Duke University Creates 20-Legged Robot That Moves in All Directions

DURHAM, N.C. — Researchers at Duke University have created a revolutionary robot that’s preparing to take on real-world challenges from every possible angle.

Rather than mimicking symmetrical forms found in nature by designing robots that resemble humans, canines, or bugs, engineering professor Boyuan Chen and his research team concentrated on consistency of movement, which he refers to as “dynamic symmetry.”

This approach led to the creation of Argus. The spherical robot takes its name from a legendary multi-eyed creature and features depth-sensing cameras mounted on 20 extending legs that project outward from a center hub. Without designated front, rear, top, or bottom surfaces, the machine can observe and travel in all directions without delay.

“Instead of measuring how your legs are arranged around a different part of your body, we’re measuring how fast you can move in any direction,” Chen said. “Who said, you know, if you have a robot to help us in a most effective way, it has to look like us?”

During testing phases, Argus has successfully traversed sandy shorelines and dense forest floor vegetation, rolling across barriers and regaining balance after being knocked off course. The robot can scale between parallel brick surfaces by alternating between bracing and pushing movements with its appendages. Even when one or multiple motors fail or a leg becomes damaged, operation continues.
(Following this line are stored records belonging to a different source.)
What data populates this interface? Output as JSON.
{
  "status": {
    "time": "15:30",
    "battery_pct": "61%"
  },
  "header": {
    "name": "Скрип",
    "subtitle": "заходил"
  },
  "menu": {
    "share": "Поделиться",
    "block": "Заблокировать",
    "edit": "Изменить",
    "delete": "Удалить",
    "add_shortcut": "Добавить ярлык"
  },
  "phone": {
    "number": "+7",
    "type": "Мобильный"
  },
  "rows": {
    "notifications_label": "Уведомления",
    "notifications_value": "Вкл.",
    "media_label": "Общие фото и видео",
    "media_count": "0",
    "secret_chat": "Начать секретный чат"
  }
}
“Watching Argus move is unlike watching any other robot we’ve worked with,” said Jiaxun Liu, a graduate student and co-author of a study about Argus published online Wednesday in the journal Science Robotics. “The first time we saw it navigate among trees and rough terrain, even under heavy collisions, we knew this was something different.”

During their research, the team established a new design concept called dynamic isotropy that evaluates robots on a measurement from 0 to 1 according to how evenly they can accelerate in all directions. Most currently operating robots, including humanoid models and drones, achieve scores under 0.6. Argus reaches 0.91.

“When a robot can accelerate equally well in every direction, it stops needing to face the world in any particular way,” said Chen, who hopes the same principle could guide the development of search and rescue robots, underwater or aerial vehicles or robots with the ability to grip objects.

“Instead of building a robot hand that looks like a human hand … one idea is to think about having Argus be the hand itself, and it can manipulate objects in any direction,” he said. “The knowledge we can transfer to the rest of the world is much more deeper than building an existing robot or copying an existing species.”